Popliteal artery entrapment syndrome (PAES) is a very rare pathology that can cause lower extremity ischemia in healthy young people. Anomalous anatomic relationships between the popliteal artery (PA) and the surrounding musculo-tendinous structures cause PAES. We present 31 patients with PAES in 35 limbs that were treated surgically in our clinic within a 12-year period.

Patients and Methods:

From 2001 to 2015, 31 patients (mean age: 32 ± 7.4 years) underwent surgery for PAES. ; 4 patients presented had bilateral PAES. Doppler ultrasonography (US), magnetic resonance angiography (MRA), and conventional angiography were performed as diagnostic procedures. We detected Type I PAES in 4 limbs and Type II PAES in 12 limbs. In the remaining 19 limbs, we diagnosed Type III or Type IV PAES. Simple release of the PA, PA embolectomy and simple release, and the radial artery (RA) patch angioplasty, with or without thromboendarterectomy (TEA), were performed. In 12 limbs, PA continuity was provided by RA interposition.

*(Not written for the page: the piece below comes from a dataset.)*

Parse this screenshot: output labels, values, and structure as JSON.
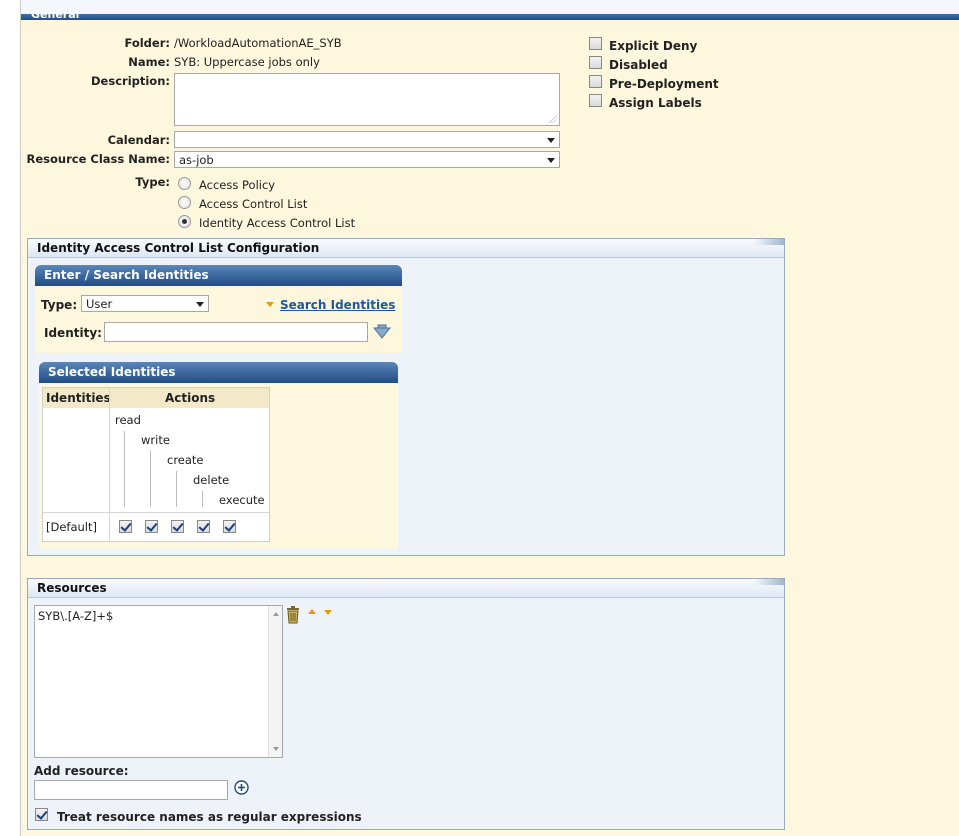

With the exception of 5 patients, no complications were seen after surgery. Haematoma was detected in 2 patients and local infection in 2 patients. One patient required a revision for recurrent PA thromboembolic event 12 h after surgery. At a median follow- up of 23 months (range: 11-29 months), there were no postoperative complications.


PAES can result in lower limb ischemia due to chronic vascular trauma in young healthy patients. The use of diagnostic tools such as US, a non-invasive method, and MRA are effective diagnostic tools for early diagnosis. With their combined approach, exact and early diagnosis can be achieved. PA release, alone or with arterial bypass using RA, is a viable treatment option when intervention is necessary to prevent limb loss in the early stages of the disease.

Keywords: Popliteal artery entrapment syndrome, Diagnosis, Surgery, Treatment.